One of the simplest ways to understand the seriousness of analyses on the Kurdish issue and the outlawed Kurdistan Workers’ Party
(PKK) is to check the soundness of its ties to political reality. In this sense, we could examine the conditions of previous initiatives to form an idea about the new initiative. In 2013, the dynamics that are causally related to the Kurdish issue and the PKK
are quite different than they were in 2009.
The resolution process in 2013 has to take place amidst Arab uprisings that have overwhelmed the region. In the process, the political cleavages in our region resulted in two separate tendencies. The tendency to maintain the Middle East’s decade-long status quo and the tendency to transform against each other have raised tensions. The PKK
and the Kurdish political movement, naively misinterpreting the political vacuum created by the tension between these two tendencies, took a gravely wrong turn.
When the PKK
pulled the trigger for the very first time, it was not because it had to, but because it consciously chose to be in an armed conflict. And today, it must lay down its arms, not because it chooses to do, but because it has to if it wants to become a serious political actor. The PKK
has to accept that it has been long purchased, in terms of Turkey’s social sensitivities, politics, economy and foreign policy, as an ordinary factor, an implicit collateral damage, and most importantly a problem that has been managed in one way or another for the last 30 years. In this sense, neither the state nor the Justice and Development Party (AK Party) is who the PKK
needs to address directly. The only audience to which the PKK
should be accountable is the Turkish people. Ironically, one of the challenges the PKK
will have to face in the upcoming process is rebuilding its ties to the Kurdish issue. The only condition for the PKK
— which has managed to remain indifferent to the Kurdish issue, Turkey’s democratic consolidation and the transformation in the region, thus turning itself into an anachronistic actor — to be rendered meaningful again is to lay down its arms.
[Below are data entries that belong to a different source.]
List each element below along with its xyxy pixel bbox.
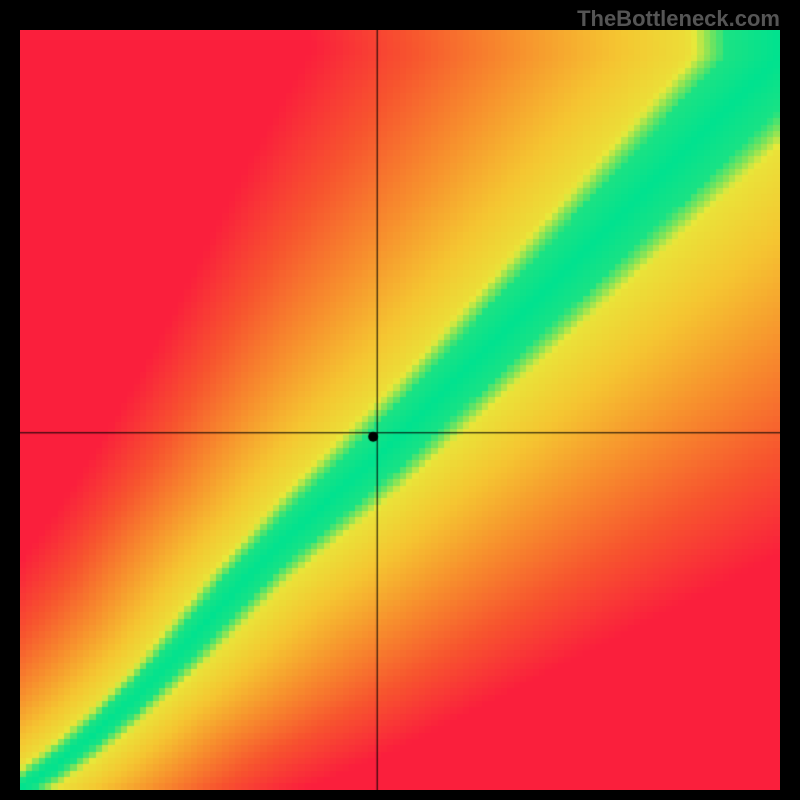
watermark-text: TheBottleneck.com	[577, 6, 780, 32]
bottleneck-heatmap-canvas	[20, 30, 780, 790]
chart-container: TheBottleneck.com	[0, 0, 800, 800]
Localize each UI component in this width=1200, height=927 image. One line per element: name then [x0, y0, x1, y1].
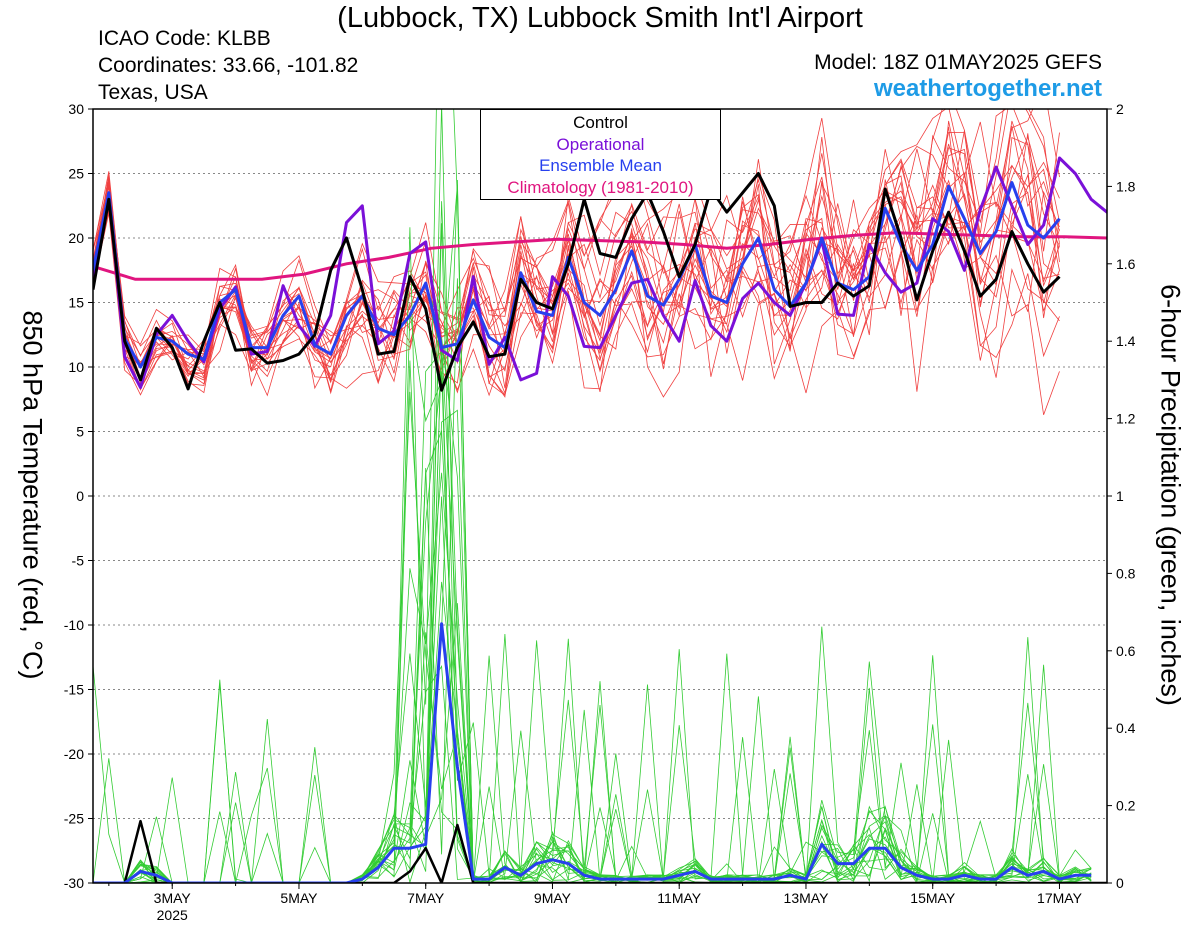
temp-member-line: [93, 109, 1060, 391]
temp-member-line: [93, 176, 1060, 392]
x-year-label: 2025: [157, 907, 188, 923]
site-name[interactable]: weathertogether.net: [873, 75, 1102, 102]
region: Texas, USA: [98, 81, 208, 104]
y-left-tick-label: 10: [68, 359, 84, 375]
y-left-tick-label: 5: [76, 424, 84, 440]
y-left-tick-label: 25: [68, 166, 84, 182]
coordinates: Coordinates: 33.66, -101.82: [98, 54, 359, 77]
x-tick-label: 17MAY: [1037, 890, 1083, 906]
y-left-tick-label: -15: [64, 682, 84, 698]
precip-member-line: [93, 342, 1092, 883]
chart-legend: Control Operational Ensemble Mean Climat…: [480, 109, 721, 200]
x-tick-label: 13MAY: [784, 890, 830, 906]
precip-member-line: [93, 201, 1092, 883]
y-left-tick-label: 30: [68, 101, 84, 117]
precip-member-line: [93, 109, 1092, 883]
y-right-tick-label: 0.2: [1116, 798, 1136, 814]
x-tick-label: 7MAY: [407, 890, 445, 906]
icao-code: ICAO Code: KLBB: [98, 27, 271, 50]
legend-operational: Operational: [556, 134, 645, 154]
y-right-tick-label: 1.2: [1116, 411, 1136, 427]
x-tick-label: 11MAY: [657, 890, 701, 906]
y-left-tick-label: -30: [64, 875, 84, 891]
plot-area: [93, 109, 1107, 883]
y-left-tick-label: -5: [72, 553, 85, 569]
y-right-tick-label: 0.4: [1116, 720, 1136, 736]
y-right-tick-label: 0.6: [1116, 643, 1136, 659]
y-right-tick-label: 0: [1116, 875, 1124, 891]
y-right-tick-label: 2: [1116, 101, 1124, 117]
temp-mean-line: [93, 181, 1061, 369]
precip-member-line: [93, 184, 1092, 883]
temp-member-line: [93, 135, 1060, 397]
precip-member-line: [93, 581, 1092, 883]
y-left-tick-label: -10: [64, 617, 84, 633]
y-left-tick-label: -20: [64, 746, 84, 762]
y-left-tick-label: 15: [68, 295, 84, 311]
model-run: Model: 18Z 01MAY2025 GEFS: [814, 51, 1102, 74]
temp-control-line: [93, 172, 1061, 392]
legend-control: Control: [573, 113, 628, 132]
climatology-line: [93, 231, 1107, 281]
temp-member-line: [93, 132, 1060, 387]
precip-member-line: [93, 632, 1092, 883]
precip-member-line: [93, 430, 1092, 883]
precip-member-line: [93, 109, 1092, 883]
y-left-tick-label: 20: [68, 230, 84, 246]
x-tick-label: 15MAY: [910, 890, 956, 906]
y-left-tick-label: -25: [64, 811, 84, 827]
x-tick-label: 9MAY: [534, 890, 572, 906]
y-right-tick-label: 0.8: [1116, 565, 1136, 581]
legend-climatology: Climatology (1981-2010): [507, 177, 694, 197]
temp-operational-line: [93, 156, 1107, 390]
temp-member-line: [93, 143, 1060, 396]
x-tick-label: 5MAY: [280, 890, 318, 906]
precip-mean-line: [93, 622, 1092, 883]
legend-ensemble-mean: Ensemble Mean: [539, 156, 662, 175]
y-right-tick-label: 1.8: [1116, 178, 1136, 194]
y-right-tick-label: 1: [1116, 488, 1124, 504]
temp-member-line: [93, 164, 1060, 398]
y-right-tick-label: 1.4: [1116, 333, 1136, 349]
x-tick-label: 3MAY: [154, 890, 192, 906]
precip-member-line: [93, 496, 1092, 883]
y-right-tick-label: 1.6: [1116, 256, 1136, 272]
chart-title: (Lubbock, TX) Lubbock Smith Int'l Airpor…: [337, 2, 863, 34]
y-left-tick-label: 0: [76, 488, 84, 504]
temp-member-line: [93, 147, 1060, 394]
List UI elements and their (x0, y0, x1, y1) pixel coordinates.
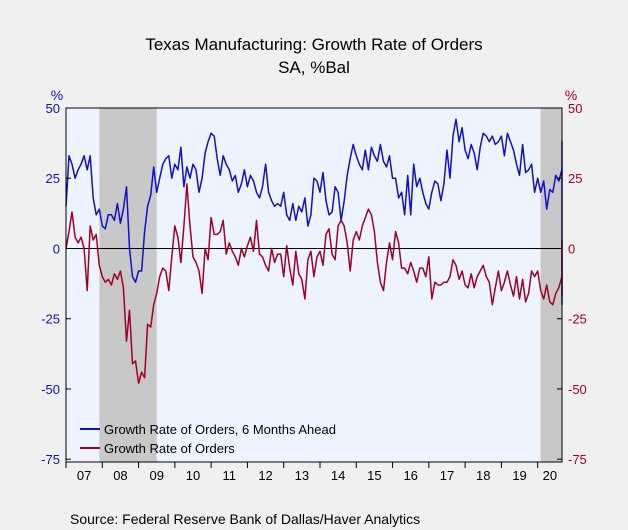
left-tick-label-4: -50 (41, 382, 60, 397)
x-tick-label-10: 17 (440, 468, 454, 483)
x-tick-label-3: 10 (186, 468, 200, 483)
right-tick-label-0: 50 (568, 101, 582, 116)
x-tick-label-11: 18 (476, 468, 490, 483)
left-tick-label-1: 25 (46, 171, 60, 186)
x-tick-label-4: 11 (223, 468, 237, 483)
left-axis: 50 25 0 -25 -50 -75 (41, 101, 71, 467)
legend-label-series1: Growth Rate of Orders, 6 Months Ahead (104, 422, 336, 437)
x-axis: 07 08 09 10 11 12 13 14 15 16 17 18 19 20 (65, 462, 557, 483)
series-line-1 (65, 118, 563, 306)
plot-area (65, 107, 563, 463)
left-tick-label-3: -25 (41, 312, 60, 327)
right-axis-unit: % (565, 87, 577, 103)
x-tick-label-13: 20 (543, 468, 557, 483)
right-tick-label-5: -75 (568, 452, 587, 467)
legend-label-series2: Growth Rate of Orders (104, 441, 235, 456)
right-tick-label-1: 25 (568, 171, 582, 186)
x-tick-label-5: 12 (258, 468, 272, 483)
x-tick-label-12: 19 (512, 468, 526, 483)
x-tick-label-7: 14 (331, 468, 345, 483)
x-tick-label-0: 07 (77, 468, 91, 483)
left-tick-label-5: -75 (41, 452, 60, 467)
right-tick-label-2: 0 (568, 241, 575, 256)
left-tick-label-0: 50 (46, 101, 60, 116)
recession-band-0 (99, 108, 157, 462)
left-axis-unit: % (51, 87, 63, 103)
right-axis: 50 25 0 -25 -50 -75 (557, 101, 587, 467)
source-note: Source: Federal Reserve Bank of Dallas/H… (70, 511, 420, 527)
right-tick-label-3: -25 (568, 312, 587, 327)
x-tick-label-1: 08 (113, 468, 127, 483)
x-tick-label-8: 15 (367, 468, 381, 483)
plot-border (65, 107, 563, 463)
left-tick-label-2: 0 (53, 241, 60, 256)
x-tick-label-6: 13 (295, 468, 309, 483)
chart-title: Texas Manufacturing: Growth Rate of Orde… (145, 35, 482, 54)
chart-subtitle: SA, %Bal (278, 58, 350, 77)
legend: Growth Rate of Orders, 6 Months Ahead Gr… (80, 422, 336, 456)
right-tick-label-4: -50 (568, 382, 587, 397)
x-tick-label-2: 09 (149, 468, 163, 483)
x-tick-label-9: 16 (403, 468, 417, 483)
recession-band-1 (540, 108, 562, 462)
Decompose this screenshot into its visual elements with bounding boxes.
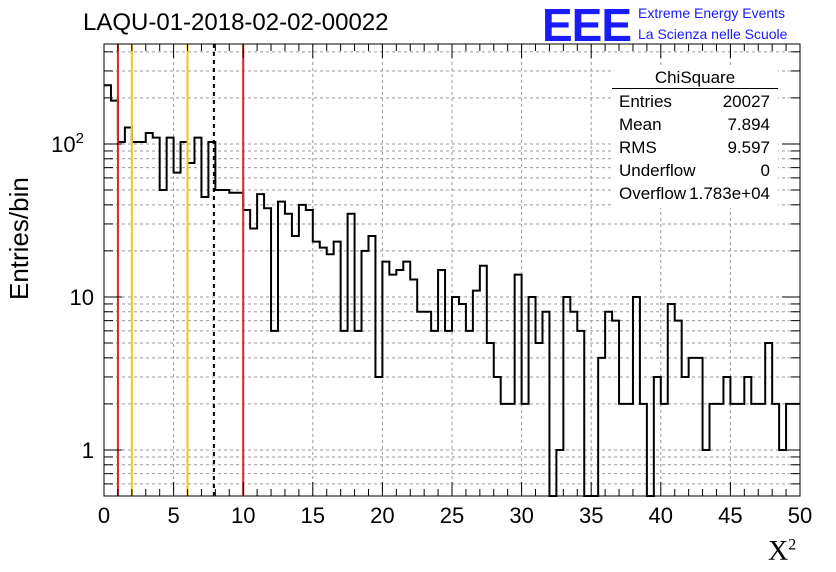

The PKK, whose response to Turkey’s crude implementation of Kemalist principles with no underlying constructive political motive after the 1980 coup d’état was to pick up arms, did not change anything, except to contribute to the strengthening of the military-judiciary tutelage in the most vulgar way. The myth that claims Kurds would not have attained any of their rights had it not been for the PKK, fails to be anything but a cheap imitation of the savior mission the military-judiciary tutelage saw fit for it. On the contrary, the PKK
not only became one of the main actors impeding Turkey’s democratic consolidation, but also shifted the Kurdish people’s struggle for rights from a problem that only concerned the elite to a cultural trauma. Today the PKK
has to step up and pay the price for its role as an obstacle along Turkish people’s path to the democratic standards they desire. When seen from this perspective, imprisoned PKK
leader Abdullah Öcalan is the last chance, not for the government, but for the PKK!